There are a few words that I have found in use that are very interesting. I thought I’d share a couple of them with you. The first is the word “epic.” I first heard this word used in a “hip” way by my dentist. I was strapped to the dental chair and immobilized by painkillers, but I still heard the word. He had had an “epic” experience mountain climbing the previous week. I was hoping for a less than epic experience on me that day. Just plain old mundane is what I wanted from my dentist.
I actually asked him to put a Star of David on one of my crowns. He did. I was totally out of it when I asked for the favor. So I was surprised when I got home and saw that in fact I have the star of David etched on the lower part of my left jaw. It was epic.
I want to live a life filled with “epicness.” But I am worn out sometimes and simple will do most of the time. Epic suggests to me a life lived with a lot of adrenaline. I like adrenaline but a lot less than I used to. I have had a lot of epic and it just doesn’t seem to last as long as simple. But my mind is young enough it craves a little more epic. I am wise enough now to know that epic only comes with risk. And when you have nothing to lose epic isn’t a big threat. But when you reach a point where you have paid the furniture off and the house down you just don’t want to risk. You want to be simple.
But the youngest oldest people I know keep looking for epic. True “epicness” isn’t driven by adrenaline it is driven by calculated faith.
The latest epic experience I have had was losing my dog and having him show up a week later. It was a miracle but I won’t take you through that journey now. It made me feel ebullient. I love the little sport and living without his partnership was a painful thought. But he came back and I felt epic. It was big.
Epic means larger than life. It is an audacious kind of living. I like living big but not being seen while I do. Some people I know live in “epicness” and love to be seen. I have a friend who drives a Hummer. He is big in that thing. I’d like one but my wife says I’d look like a selfish slob with gas as high as it is. I just live four minutes from my office and rarely drive anywhere else so I don’t see the harm a Hummer would cause. I would feel epic in one if I had it.
We Americans like epic stuff. And that’s good. One of the best parts about America is everyone can get rich if they want. Barack Obama put John McCain down for having seven houses recently. It didn’t bother me. I would like ten. That’s why I am an American. Epic living is good. The only challenge is to share the “epicness” with others who need the boost. If you can’t be epic in America where else are you going to go? America is epic. I love America and am proud to be an American. I am apolitical. But I don’t want to live anywhere where people are so jealous they don’t want anyone else to live large. I have a Russian friend who says he moved to America so he wouldn’t be held down by the smallness of others.
I am happy when others get more. It makes me feel good. I know that when others get more there is more to go around. There is a kind of thinking that says if a friend gets more there is less for me. This is wrong. The truth is the more my neighbor gets the more wealth there is to go around. Wealth is created not stolen. It is one of the basics principles of scripture that God gives and gives freely to all.

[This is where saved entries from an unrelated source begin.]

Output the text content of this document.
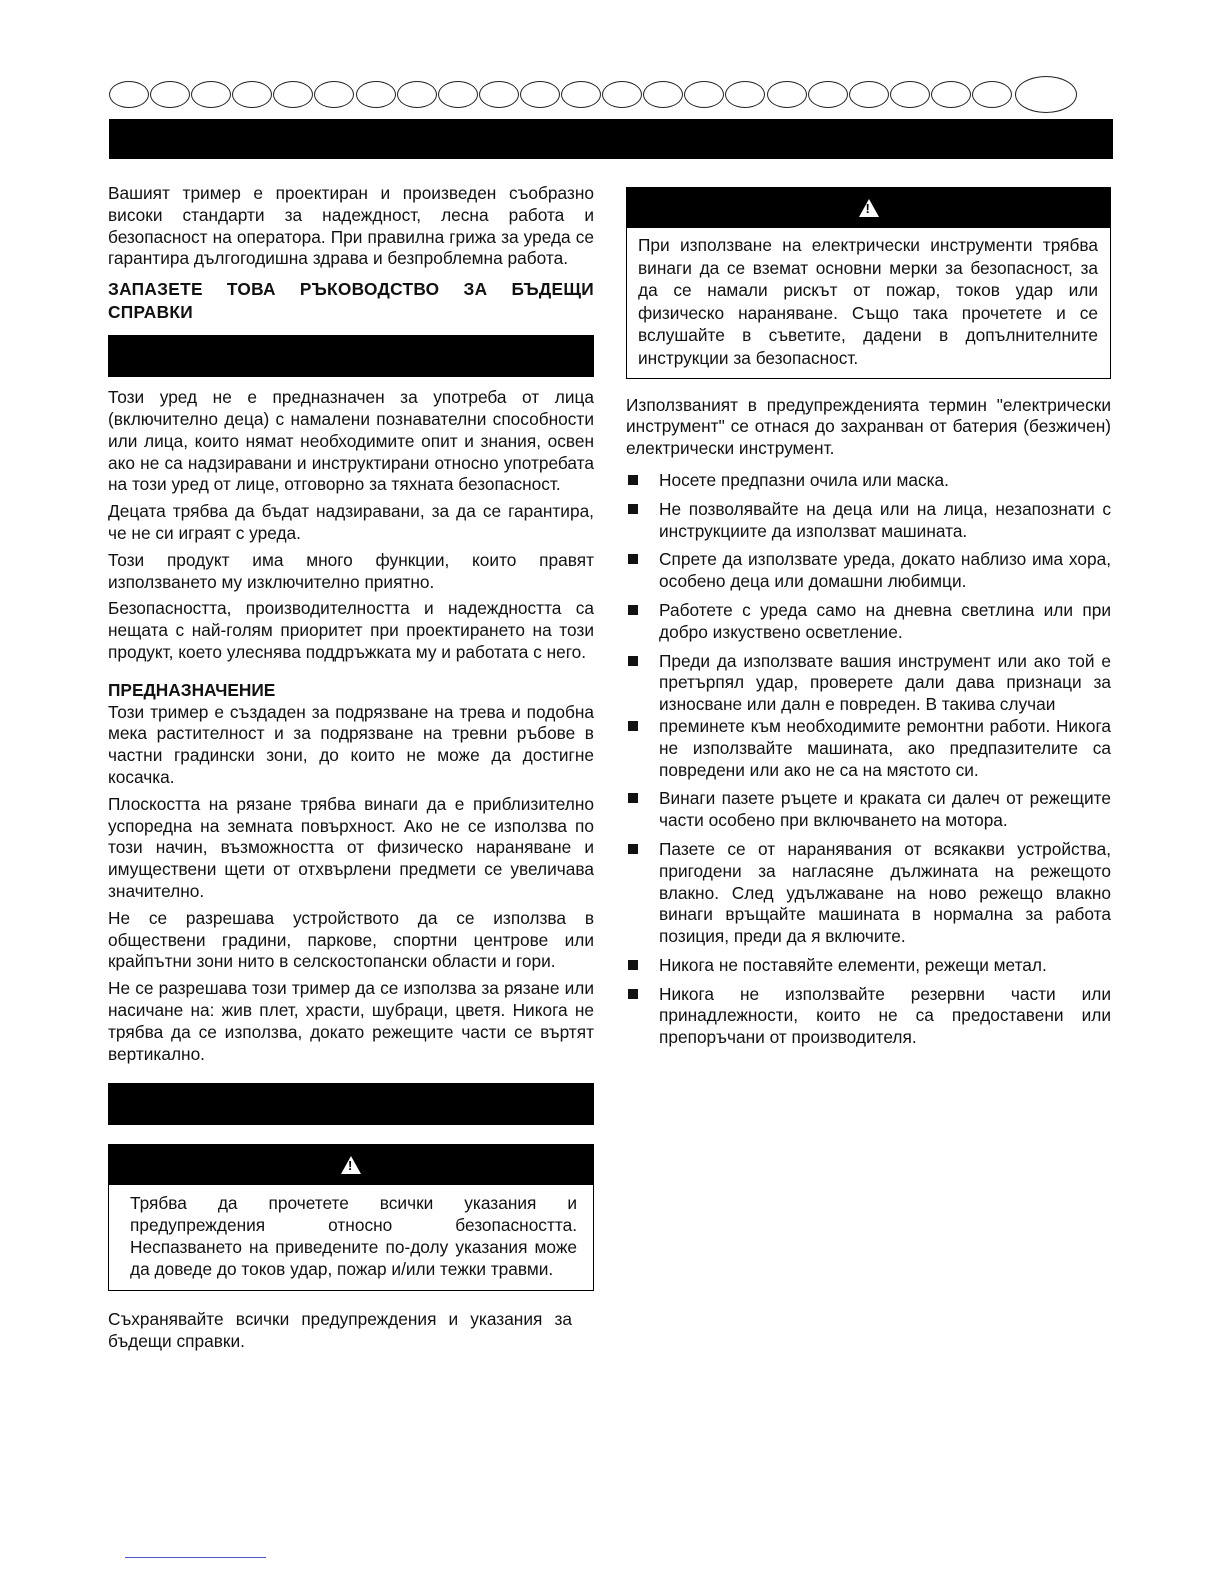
Вашият тример е проектиран и произведен съобразно високи стандарти за надеждност, лесна работа и безопасност на оператора. При правилна грижа за уреда се гарантира дългогодишна здрава и безпроблемна работа.

ЗАПАЗЕТЕ ТОВА РЪКОВОДСТВО ЗА БЪДЕЩИ СПРАВКИ

Този уред не е предназначен за употреба от лица (включително деца) с намалени познавателни способности или лица, които нямат необходимите опит и знания, освен ако не са надзиравани и инструктирани относно употребата на този уред от лице, отговорно за тяхната безопасност.

Децата трябва да бъдат надзиравани, за да се гарантира, че не си играят с уреда.

Този продукт има много функции, които правят използването му изключително приятно.

Безопасността, производителността и надеждността са нещата с най-голям приоритет при проектирането на този продукт, което улеснява поддръжката му и работата с него.

ПРЕДНАЗНАЧЕНИЕ

Този тример е създаден за подрязване на трева и подобна мека растителност и за подрязване на тревни ръбове в частни градински зони, до които не може да достигне косачка.

Плоскостта на рязане трябва винаги да е приблизително успоредна на земната повърхност. Ако не се използва по този начин, възможността от физическо нараняване и имуществени щети от отхвърлени предмети се увеличава значително.

Не се разрешава устройството да се използва в обществени градини, паркове, спортни центрове или крайпътни зони нито в селскостопански области и гори.

Не се разрешава този тример да се използва за рязане или насичане на: жив плет, храсти, шубраци, цветя. Никога не трябва да се използва, докато режещите части се въртят вертикално.

!

Трябва да прочетете всички указания и предупреждения относно безопасността. Неспазването на приведените по-долу указания може да доведе до токов удар, пожар и/или тежки травми.

Съхранявайте всички предупреждения и указания за бъдещи справки.

!

При използване на електрически инструменти трябва винаги да се вземат основни мерки за безопасност, за да се намали рискът от пожар, токов удар или физическо нараняване. Също така прочетете и се вслушайте в съветите, дадени в допълнителните инструкции за безопасност.

Използваният в предупрежденията термин "електрически инструмент" се отнася до захранван от батерия (безжичен) електрически инструмент.

Носете предпазни очила или маска.
Не позволявайте на деца или на лица, незапознати с инструкциите да използват машината.
Спрете да използвате уреда, докато наблизо има хора, особено деца или домашни любимци.
Работете с уреда само на дневна светлина или при добро изкуствено осветление.
Преди да използвате вашия инструмент или ако той е претърпял удар, проверете дали дава признаци за износване или далн е повреден. В такива случаи
преминете към необходимите ремонтни работи. Никога не използвайте машината, ако предпазителите са повредени или ако не са на мястото си.
Винаги пазете ръцете и краката си далеч от режещите части особено при включването на мотора.
Пазете се от наранявания от всякакви устройства, пригодени за нагласяне дължината на режещото влакно. След удължаване на ново режещо влакно винаги връщайте машината в нормална за работа позиция, преди да я включите.
Никога не поставяйте елементи, режещи метал.
Никога не използвайте резервни части или принадлежности, които не са предоставени или препоръчани от производителя.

I am hopeful you will get epic. Not extravagant in a selfish way but in a simple way. Living simply meaning epic without complication. It means largeness that doesn’t alter the core person.
Another word I have been picking up on lately is the word robust. I like this word too. I hear it often now. It means to be full and growing and energetic. I like that. There is a lot of robust stuff around. I want to be robust. My aunt who is 82 still changes the sprinklers in her orchard to this day. She is robust. I want that. It is a lot better than feeling flat. Many people just feel flat about life in general. Robust takes concentration. It doesn’t happen accidentally.
I hope you will excuse me and let me live in a world where “epicness” is a good thing and living energetically about life isn’t just the domain of the young. I know a lot of flat young people. I want to have a robust flavor like freshly percolated coffee. I want my nostrils filled with life.
So don’t be jealous. There is enough energy and big living to pass around. Just a word to the wise, stick close to those living large and robustly and you might catch some of that kind of life. And stay away from the rest.